Он чувствовал, что находится почти в тупике. В этот тупик он сам себя загнал, но ведь он был готов оставаться там – по крайней мере, какое-то время. И понимал, что на самом деле времени у него нет, что сила инерции уже уступает место какой-то иной силе… Может быть – центробежной? И его раскручивает все сильнее и сильнее и вот-вот вышвырнет куда-то… Нет, он не хотел подчиняться даже законам природы, он может и должен сам все решить. Нет ситуации, из которой невозможно выйти достойно! Он еще, правда, не знает, что делать и как. Но верит: будет какой-то знак свыше, какой-то толчок…
И наступил вечер, события которого Макаров принял за волю провидения. Пусть сначала происшедшее показалось ему роковой и трагической случайностью! Но ведь потом все складывалось, точно узор в мозаике – стеклышки разрозненные, а орнамент выходит гармонично-совершенный. В какой-то момент он понял это и поверил в это…
На бал к Кондратьевым Макаров приехал с небольшим опозданием, но в самый разгар. Танцевал самозабвенно с одной любимой женщиной и с другой, ловил на себе их взгляды, иногда и прямо пересекающиеся на нем. От этого кружилась голова, и какой-то мальчишеский азарт все больше охватывал его. Он давно не испытывал такого подъема, такого искреннего веселья и такого авантюрного, хмельного жара в крови. А когда ввел из сада в залу Наденьку и закружился с ней в полечке, на него вдруг совершенно неожиданно сошло чувство умиления. Он видел танцующую впереди Веру, сзади – кружащуюся Любочку, а в объятиях у него была его тайная мечта – Наденька! И Макаров подумал: «Вот они все – три женщины моей судьбы. Вера – моя душа, Люба – мое тело, а Наденька – мое вдохновение!..»
А потом Люба шепнула ему:
– Я буду на даче! Жду!
В первое мгновение Анатолий хотел сразу же отказаться: «Нет, сегодня не могу…» Но хмельной азарт бродил в нем, от Любочкиного взгляда кровь закипела, и ему так захотелось ее невероятных постельных фантазий! И особенно когда он увидел, что в одну коляску с ней сели два провожатых – оба потенциальные женихи. Теперь к азарту прибавилась злость. И когда Вера озабоченно сказала:
– Кто же провожает Любочку? – он желчно ответил:
– Не беспокойся, претендентов предостаточно!
И даже не заметил, как жена, чуть закусив губу, сощурила глаза.
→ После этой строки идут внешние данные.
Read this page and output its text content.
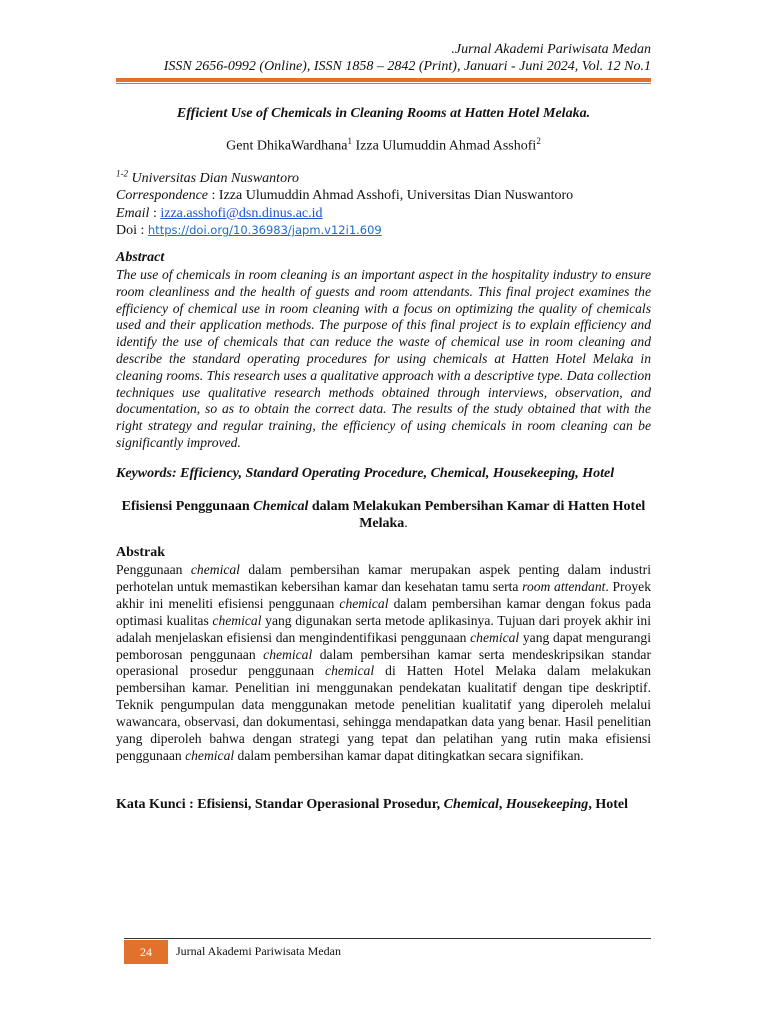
.Jurnal Akademi Pariwisata Medan
ISSN 2656-0992 (Online), ISSN 1858 – 2842 (Print), Januari - Juni 2024, Vol. 12 No.1
Efficient Use of Chemicals in Cleaning Rooms at Hatten Hotel Melaka.
Gent DhikaWardhana$^1$ Izza Ulumuddin Ahmad Asshofi$^2$
$^{1-2}$ Universitas Dian Nuswantoro
Correspondence : Izza Ulumuddin Ahmad Asshofi, Universitas Dian Nuswantoro
Email : izza.asshofi@dsn.dinus.ac.id
Doi : https://doi.org/10.36983/japm.v12i1.609
Abstract
The use of chemicals in room cleaning is an important aspect in the hospitality industry to ensure room cleanliness and the health of guests and room attendants. This final project examines the efficiency of chemical use in room cleaning with a focus on optimizing the quality of chemicals used and their application methods. The purpose of this final project is to explain efficiency and identify the use of chemicals that can reduce the waste of chemical use in room cleaning and describe the standard operating procedures for using chemicals at Hatten Hotel Melaka in cleaning rooms. This research uses a qualitative approach with a descriptive type. Data collection techniques use qualitative research methods obtained through interviews, observation, and documentation, so as to obtain the correct data. The results of the study obtained that with the right strategy and regular training, the efficiency of using chemicals in room cleaning can be significantly improved.
Keywords: Efficiency, Standard Operating Procedure, Chemical, Housekeeping, Hotel
Efisiensi Penggunaan Chemical dalam Melakukan Pembersihan Kamar di Hatten Hotel Melaka.
Abstrak
Penggunaan chemical dalam pembersihan kamar merupakan aspek penting dalam industri perhotelan untuk memastikan kebersihan kamar dan kesehatan tamu serta room attendant. Proyek akhir ini meneliti efisiensi penggunaan chemical dalam pembersihan kamar dengan fokus pada optimasi kualitas chemical yang digunakan serta metode aplikasinya. Tujuan dari proyek akhir ini adalah menjelaskan efisiensi dan mengindentifikasi penggunaan chemical yang dapat mengurangi pemborosan penggunaan chemical dalam pembersihan kamar serta mendeskripsikan standar operasional prosedur penggunaan chemical di Hatten Hotel Melaka dalam melakukan pembersihan kamar. Penelitian ini menggunakan pendekatan kualitatif dengan tipe deskriptif. Teknik pengumpulan data menggunakan metode penelitian kualitatif yang diperoleh melalui wawancara, observasi, dan dokumentasi, sehingga mendapatkan data yang benar. Hasil penelitian yang diperoleh bahwa dengan strategi yang tepat dan pelatihan yang rutin maka efisiensi penggunaan chemical dalam pembersihan kamar dapat ditingkatkan secara signifikan.
Kata Kunci : Efisiensi, Standar Operasional Prosedur, Chemical, Housekeeping, Hotel
24	Jurnal Akademi Pariwisata Medan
Макаровы жили на самой респектабельной улице города. Правда, здесь не стояли усадьбы городских богачей – они занимали большие площади и располагались каждая сама по себе. Исправник с женой жили в его фамильном особняке – скромном, однако очень изящном и уютном двухэтажном доме. Анатолий Викторович предлагал жене приобрести что-нибудь посолиднее: средства у них были – и его собственные, и немалое приданое Веры. Но она отказывалась, говорила:
– Простор нужен для детей. Но у нас их нет, а нам с тобой и здесь хорошо, привычно. Я очень люблю этот дом.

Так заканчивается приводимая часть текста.